France steps up sustainable transformation with mission-led business law

France steps up sustainable transformation with mission-led business law

Mon 20 Jun 2022

France’s innovative and incentivising Action Plan for Business Growth and Transformation (PACTE) law lays the legal foundations for corporate social responsibility. With more than 400 companies established as “sociétés à mission” – mission-led businesses – by the end of 2021, this new scheme is an undeniable success. The number of mission-led companies has doubled in a year and is particularly favoured by companies with fewer than 50 staff.
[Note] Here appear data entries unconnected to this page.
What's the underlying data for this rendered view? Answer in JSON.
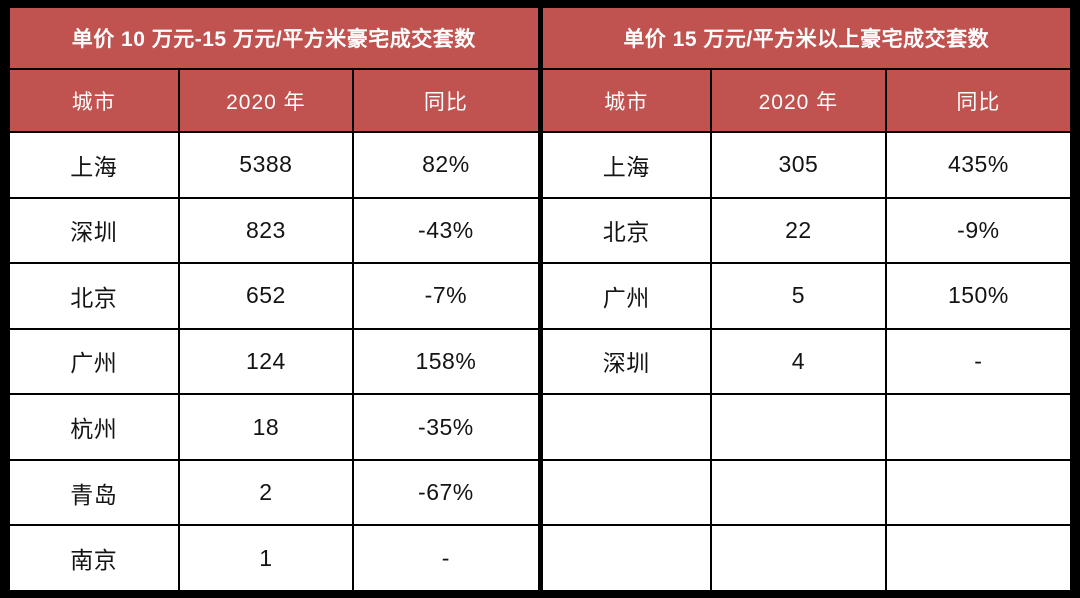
{
  "colors": {
    "header_bg": "#c05350",
    "header_text": "#ffffff",
    "body_text": "#141414",
    "grid_line": "#000000",
    "cell_bg": "#ffffff",
    "frame": "#000000"
  },
  "chart_data": [
    {
      "type": "table",
      "title": "单价 10 万元-15 万元/平方米豪宅成交套数",
      "columns": [
        "城市",
        "2020 年",
        "同比"
      ],
      "rows": [
        [
          "上海",
          "5388",
          "82%"
        ],
        [
          "深圳",
          "823",
          "-43%"
        ],
        [
          "北京",
          "652",
          "-7%"
        ],
        [
          "广州",
          "124",
          "158%"
        ],
        [
          "杭州",
          "18",
          "-35%"
        ],
        [
          "青岛",
          "2",
          "-67%"
        ],
        [
          "南京",
          "1",
          "-"
        ]
      ]
    },
    {
      "type": "table",
      "title": "单价 15 万元/平方米以上豪宅成交套数",
      "columns": [
        "城市",
        "2020 年",
        "同比"
      ],
      "rows": [
        [
          "上海",
          "305",
          "435%"
        ],
        [
          "北京",
          "22",
          "-9%"
        ],
        [
          "广州",
          "5",
          "150%"
        ],
        [
          "深圳",
          "4",
          "-"
        ],
        [
          "",
          "",
          ""
        ],
        [
          "",
          "",
          ""
        ],
        [
          "",
          "",
          ""
        ]
      ]
    }
  ]
}
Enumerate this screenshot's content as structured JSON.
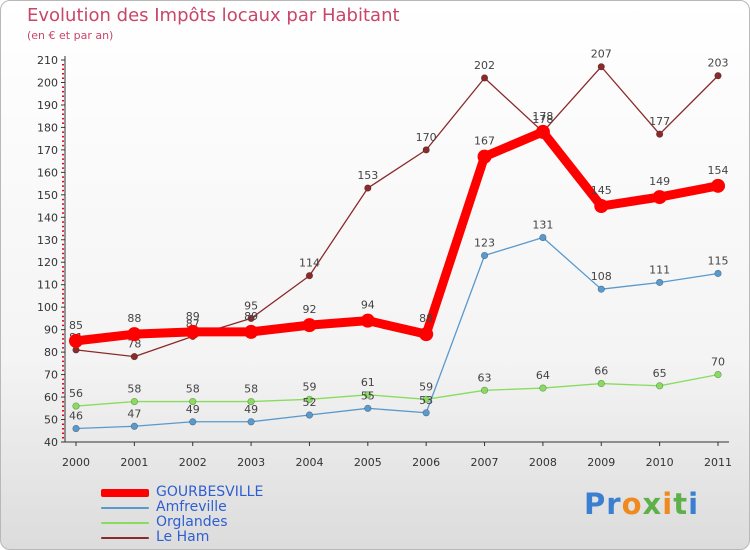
{
  "title": "Evolution des Impôts locaux par Habitant",
  "subtitle": "(en € et par an)",
  "logo": {
    "text": [
      "P",
      "r",
      "o",
      "x",
      "i",
      "t",
      "i"
    ],
    "colors": [
      "#3a7fd0",
      "#3a7fd0",
      "#f08a1e",
      "#5fb04a",
      "#f08a1e",
      "#5fb04a",
      "#3a7fd0"
    ]
  },
  "chart_data": {
    "type": "line",
    "title": "Evolution des Impôts locaux par Habitant",
    "subtitle": "(en € et par an)",
    "x": [
      "2000",
      "2001",
      "2002",
      "2003",
      "2004",
      "2005",
      "2006",
      "2007",
      "2008",
      "2009",
      "2010",
      "2011"
    ],
    "ylim": [
      40,
      210
    ],
    "yticks": [
      "40",
      "50",
      "60",
      "70",
      "80",
      "90",
      "100",
      "110",
      "120",
      "130",
      "140",
      "150",
      "160",
      "170",
      "180",
      "190",
      "200",
      "210"
    ],
    "grid": false,
    "legend_position": "bottom-left",
    "series": [
      {
        "name": "Le Ham",
        "color": "#8b2a2a",
        "values": [
          81,
          78,
          87,
          95,
          114,
          153,
          170,
          202,
          178,
          207,
          177,
          203
        ],
        "labels": [
          "81",
          "78",
          "87",
          "95",
          "114",
          "153",
          "170",
          "202",
          "178",
          "207",
          "177",
          "203"
        ]
      },
      {
        "name": "Orglandes",
        "color": "#88dc5e",
        "values": [
          56,
          58,
          58,
          58,
          59,
          61,
          59,
          63,
          64,
          66,
          65,
          70
        ],
        "labels": [
          "56",
          "58",
          "58",
          "58",
          "59",
          "61",
          "59",
          "63",
          "64",
          "66",
          "65",
          "70"
        ]
      },
      {
        "name": "Amfreville",
        "color": "#5a99cc",
        "values": [
          46,
          47,
          49,
          49,
          52,
          55,
          53,
          123,
          131,
          108,
          111,
          115
        ],
        "labels": [
          "46",
          "47",
          "49",
          "49",
          "52",
          "55",
          "53",
          "123",
          "131",
          "108",
          "111",
          "115"
        ]
      },
      {
        "name": "GOURBESVILLE",
        "color": "#ff0000",
        "values": [
          85,
          88,
          89,
          89,
          92,
          94,
          88,
          167,
          178,
          145,
          149,
          154
        ],
        "labels": [
          "85",
          "88",
          "89",
          "89",
          "92",
          "94",
          "88",
          "167",
          "178",
          "145",
          "149",
          "154"
        ]
      }
    ],
    "legend": [
      "GOURBESVILLE",
      "Amfreville",
      "Orglandes",
      "Le Ham"
    ]
  }
}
An approach impacting all levels of the company

In amending Article 1833 of the Civil Code, the legislator gives the option for all French companies to consider the social and environmental aspects of their business. Under the PACTE law, adopting mission-led status acknowledges that a company not only has purely lucrative goals but, through social and environmental objectives, can contribute to the common good through co-construction with stakeholders. Going beyond the measures taken by the company, the law encourages boards of directors and other management bodies to take responsibility for their contribution and the role they have to play. Thus, the inclusion of social and environmental issues is no longer limited to the company’s actions but represents commitment at the highest level.
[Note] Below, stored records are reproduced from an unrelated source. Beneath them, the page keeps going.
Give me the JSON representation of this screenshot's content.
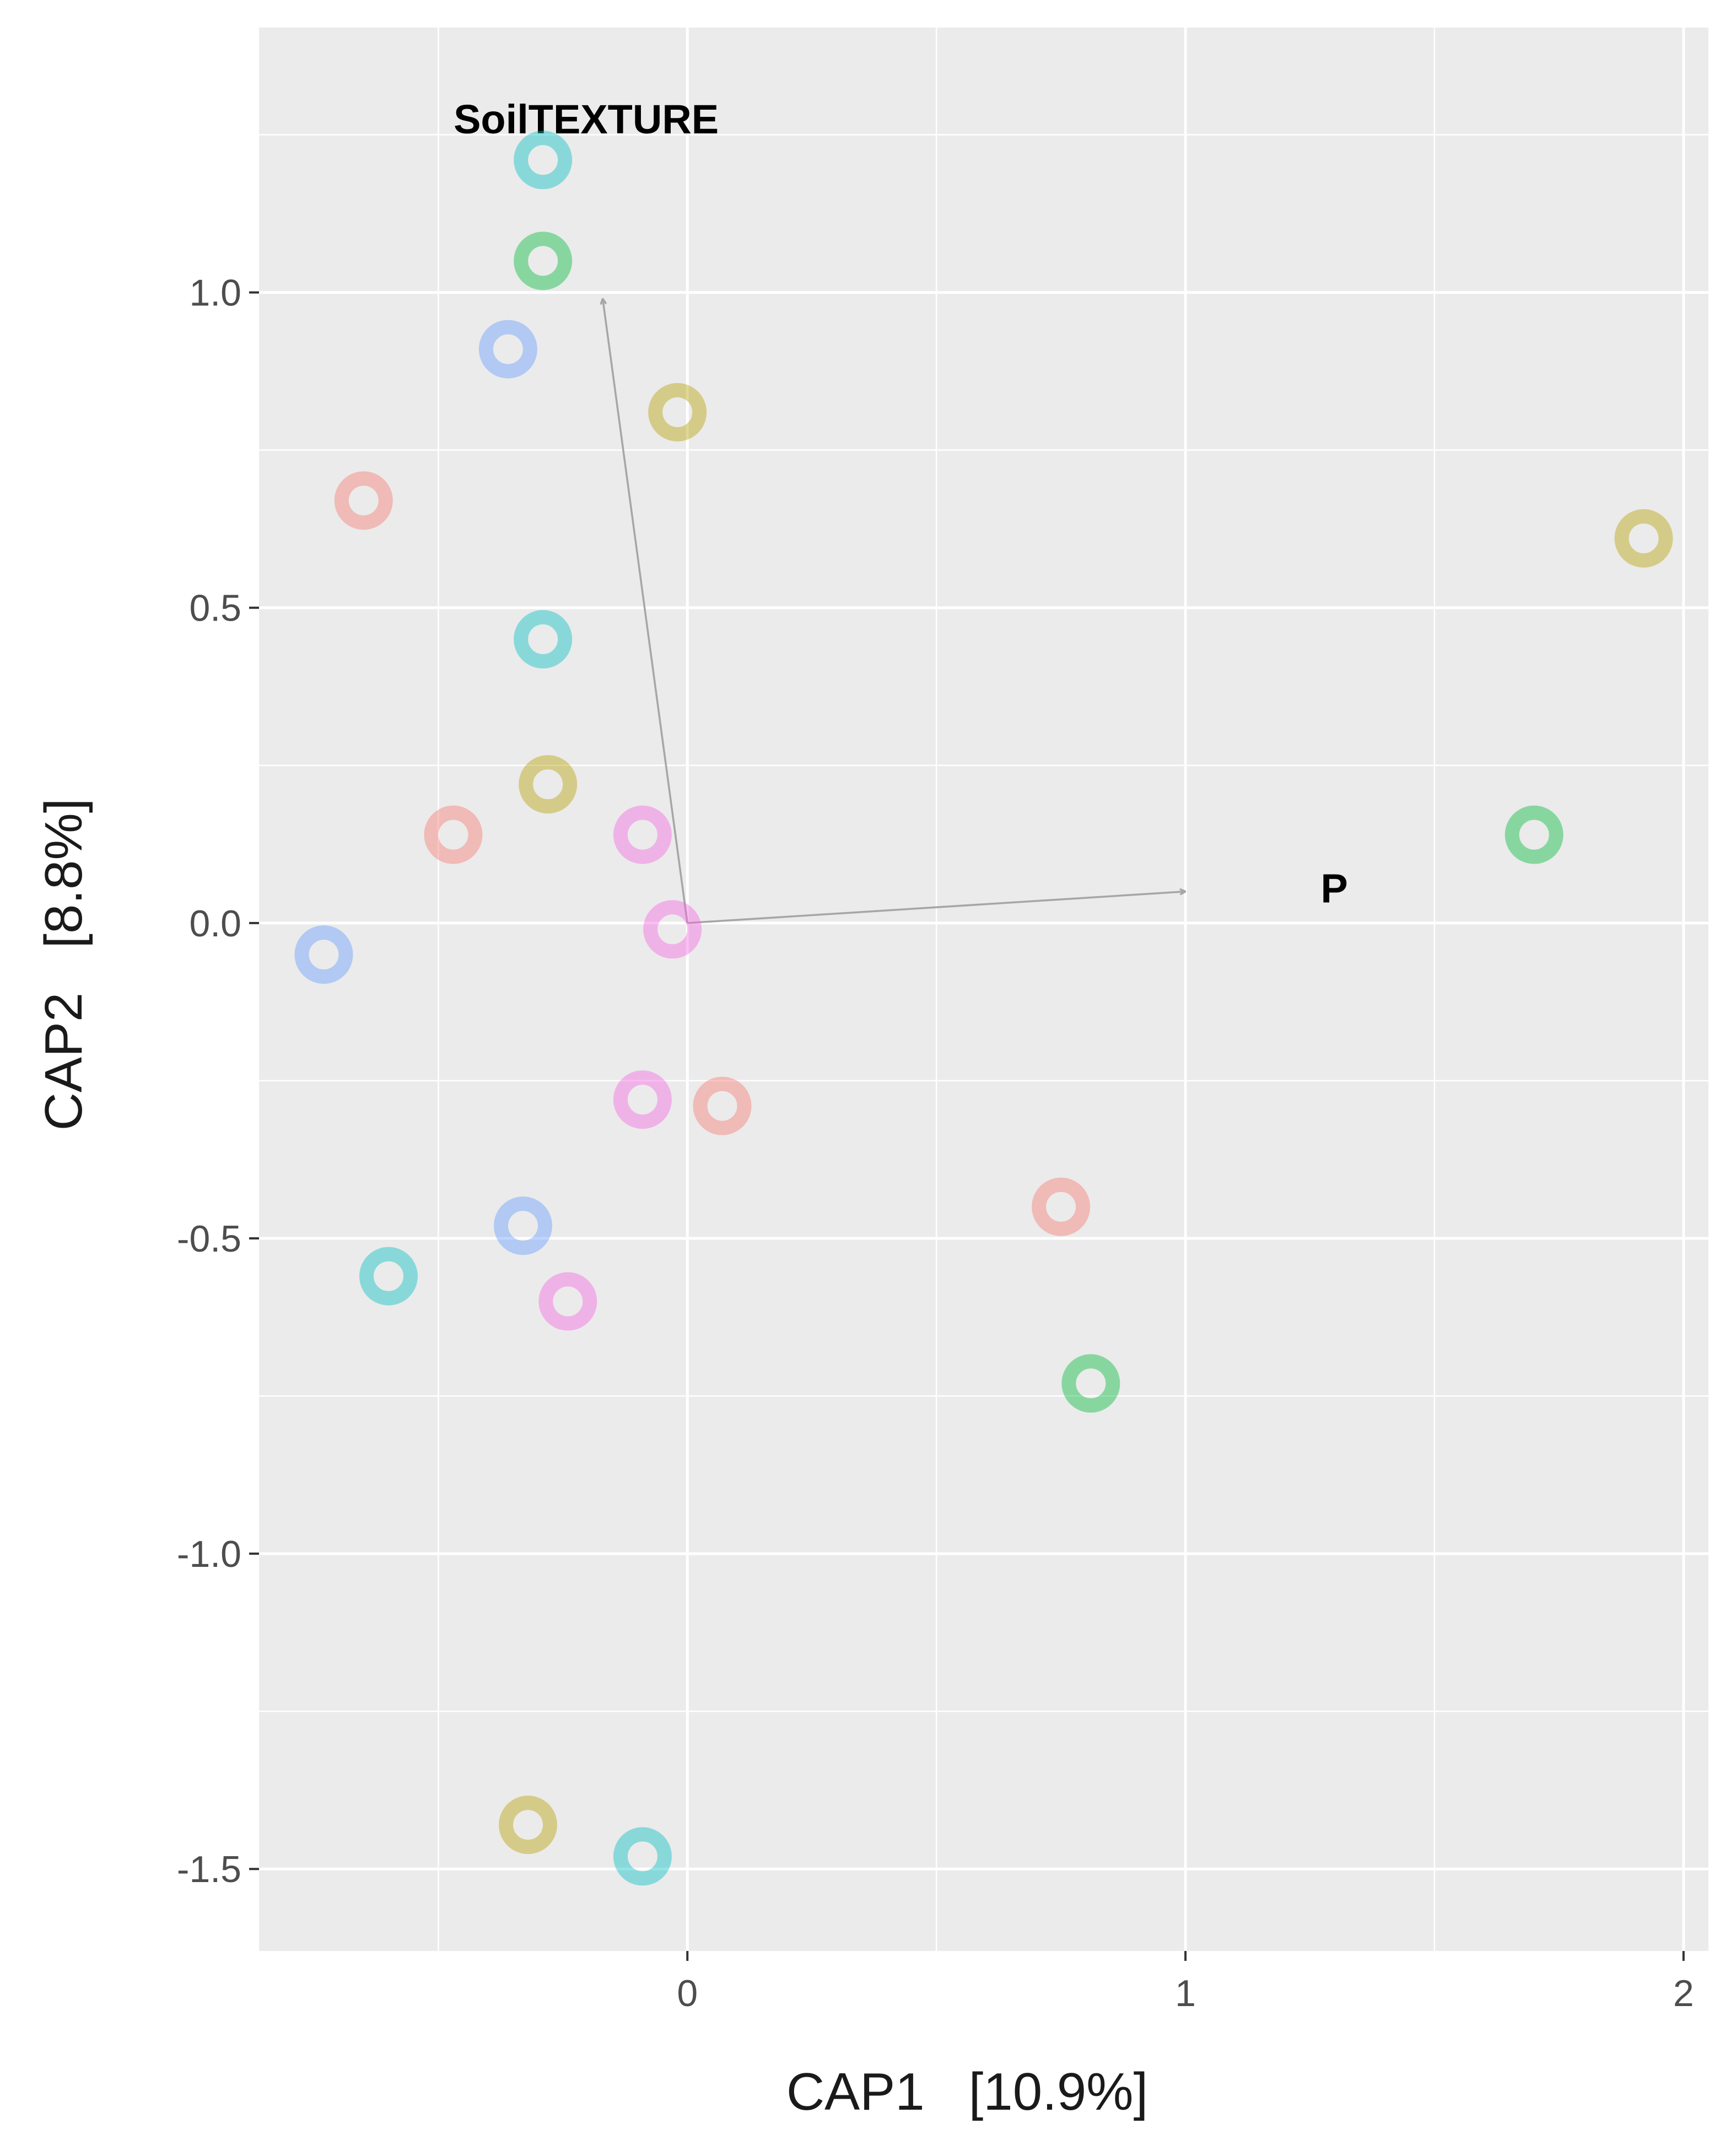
{
  "chart_data": {
    "type": "scatter",
    "title": "",
    "xlabel": "CAP1   [10.9%]",
    "ylabel": "CAP2   [8.8%]",
    "xlim": [
      -0.86,
      2.05
    ],
    "ylim": [
      -1.63,
      1.42
    ],
    "x_ticks": [
      0,
      1,
      2
    ],
    "x_tick_labels": [
      "0",
      "1",
      "2"
    ],
    "y_ticks": [
      1.0,
      0.5,
      0.0,
      -0.5,
      -1.0,
      -1.5
    ],
    "y_tick_labels": [
      "1.0",
      "0.5",
      "0.0",
      "-0.5",
      "-1.0",
      "-1.5"
    ],
    "grid": true,
    "legend": "none",
    "colors": {
      "panel": "#ebebeb",
      "grid": "#ffffff",
      "arrow": "#a6a6a6",
      "red": "#f8766d",
      "olive": "#b79f00",
      "green": "#00ba38",
      "cyan": "#00bfc4",
      "blue": "#619cff",
      "magenta": "#f564e3"
    },
    "vectors": [
      {
        "label": "SoilTEXTURE",
        "x": -0.17,
        "y": 0.99
      },
      {
        "label": "P",
        "x": 1.0,
        "y": 0.05
      }
    ],
    "points": [
      {
        "x": -0.29,
        "y": 1.21,
        "group": "cyan"
      },
      {
        "x": -0.29,
        "y": 1.05,
        "group": "green"
      },
      {
        "x": -0.36,
        "y": 0.91,
        "group": "blue"
      },
      {
        "x": -0.02,
        "y": 0.81,
        "group": "olive"
      },
      {
        "x": -0.65,
        "y": 0.67,
        "group": "red"
      },
      {
        "x": 1.92,
        "y": 0.61,
        "group": "olive"
      },
      {
        "x": -0.29,
        "y": 0.45,
        "group": "cyan"
      },
      {
        "x": -0.28,
        "y": 0.22,
        "group": "olive"
      },
      {
        "x": -0.47,
        "y": 0.14,
        "group": "red"
      },
      {
        "x": -0.09,
        "y": 0.14,
        "group": "magenta"
      },
      {
        "x": 1.7,
        "y": 0.14,
        "group": "green"
      },
      {
        "x": -0.03,
        "y": -0.01,
        "group": "magenta"
      },
      {
        "x": -0.73,
        "y": -0.05,
        "group": "blue"
      },
      {
        "x": -0.09,
        "y": -0.28,
        "group": "magenta"
      },
      {
        "x": 0.07,
        "y": -0.29,
        "group": "red"
      },
      {
        "x": 0.75,
        "y": -0.45,
        "group": "red"
      },
      {
        "x": -0.33,
        "y": -0.48,
        "group": "blue"
      },
      {
        "x": -0.6,
        "y": -0.56,
        "group": "cyan"
      },
      {
        "x": -0.24,
        "y": -0.6,
        "group": "magenta"
      },
      {
        "x": 0.81,
        "y": -0.73,
        "group": "green"
      },
      {
        "x": -0.32,
        "y": -1.43,
        "group": "olive"
      },
      {
        "x": -0.09,
        "y": -1.48,
        "group": "cyan"
      }
    ]
  }
}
A demanding but engaging opportunity

Committing to becoming a mission-led company involves defining stated social and environmental objectives in the company’s articles of association and establishing a new governance model with the creation of a dedicated monitoring committee. It also involves a biannual audit by an independent third-party body, in line with the procedures defined by Decree 2020-1 of 2 January 2020 on mission-led companies. The first audit must occur within 18 months of implementing mission-led objectives.

This opportunity is both demanding and engaging. There are two main risk considerations for companies going down this road. The first is a legal one linked to the potential revocation of mission-led company status. The second is reputational in ensuring that resources committed are commensurate with stated mission-led objectives and that there is transparency on expectations to avoid opposition from stakeholders.

At a time when companies are being closely scrutinised by their stakeholders, great care must be taken in defining mission-led objectives. Words chosen must not just be seen as a communication tool but also act as a driver on the commitment to align actions and strategy with the challenges of sustainable development.

Mission-led companies reflect a variety of profiles

It is worth noting that mission-led company status has really taken off among Very Small Enterprises (VSEs) and Small to Medium Enterprises (SMEs) that have made social and environmental issues an integral part of their business model from the outset. Large groups are not wholly absent, but are clearly in the minority.

The investment sector and management companies, such as Mirova, Sycomore, Citizen Capital and Ecofi, are well represented. Aware of the sector’s key issues and expectations in the areas of responsibility and sustainability, each of these companies has placed having a beneficial impact at the heart of its mission.

The challenge of aligning strategy with purpose

Beyond simple enthusiasm, it is now a question of ensuring that the practical implementation matches the level of initial ambition to avoid “mission-washing”. With many more companies expected to adopt mission-led status during 2022, transparency with stakeholders on the measures and actions taken will be essential in translating corporate purpose into concrete actions.